Immune and microbial signatures in immunocompetent and immunocompromised patients with pneumonia

Background Pneumonia is a common acute respiratory infection that contributes to significant mortality and morbidity worldwide. The disruption of the airway microbiome in respiratory infection has been extensively reported. However, whether the changes in respiratory tract microbial communities during pneumonia were related to disease severity remains elusive. Herein, we aimed to investigate the correlation between the changes in airway microbiome and immune response in pneumonia patients. Methods We performed metagenomic and metatranscriptomic sequencing on immunocompetent (ICO) and immunocompromised host (ICH) with pneumonia using bronchoalveolar lavage fluid (BALF), blood, sputum, and swab samples.

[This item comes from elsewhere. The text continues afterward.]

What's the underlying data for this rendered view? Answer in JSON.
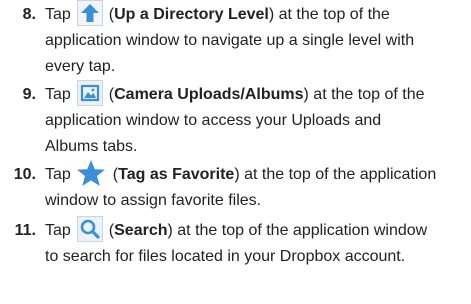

Results Compared to ICO patients with pneumonia, ICH patients had higher Pneumonia Severity Index (PSI) score. BALF metagenomic and metatranscriptomic sequencing showed higher microbial diversity in ICH patients, while ICH patients exhibited lower microbial diversity in sputum samples. Additionally, pneumonia patients with different PSI scores exhibited different microbial communities. Relative abundance of Human Gammaherpesvirus 4 (EBV) was positively correlated with PSI score. For ICH patients, BALF metatranscriptomic sequencing found 183 up-regulated genes and 85 down-regulated genes in EBV-detected group compared with EBV not-detected group, while there was no significant difference in ICO patients, indicating that EBV might be reactivated in ICH patients, while EBV might be latent in ICO patients. In ICH patients, we observed significant down-regulation of immune related genes and interferon stimulated genes in EBV-detected group compared to the not-detected group, including CSF1R , CXCR6 , IL10 , IL16 , and TNFRSF25 . Co-occurrence network analysis found positive correlations between EBV and Citrobacter freundii or Campylobacter concisus , indicating that synergistic effects on exacerbating the severity of pneumonia might exist between EBV and these two microbes. Conclusion EBV might be considered as a microbial signature for disease severity, which could regulate immune-related signaling pathways. Notably, we unravel that EBV presence might inhibit the immune response of hosts, reduce anti-inflammatory responses, and increase the possibilities of infections caused by other pathogens, exacerbating the pneumonia severity.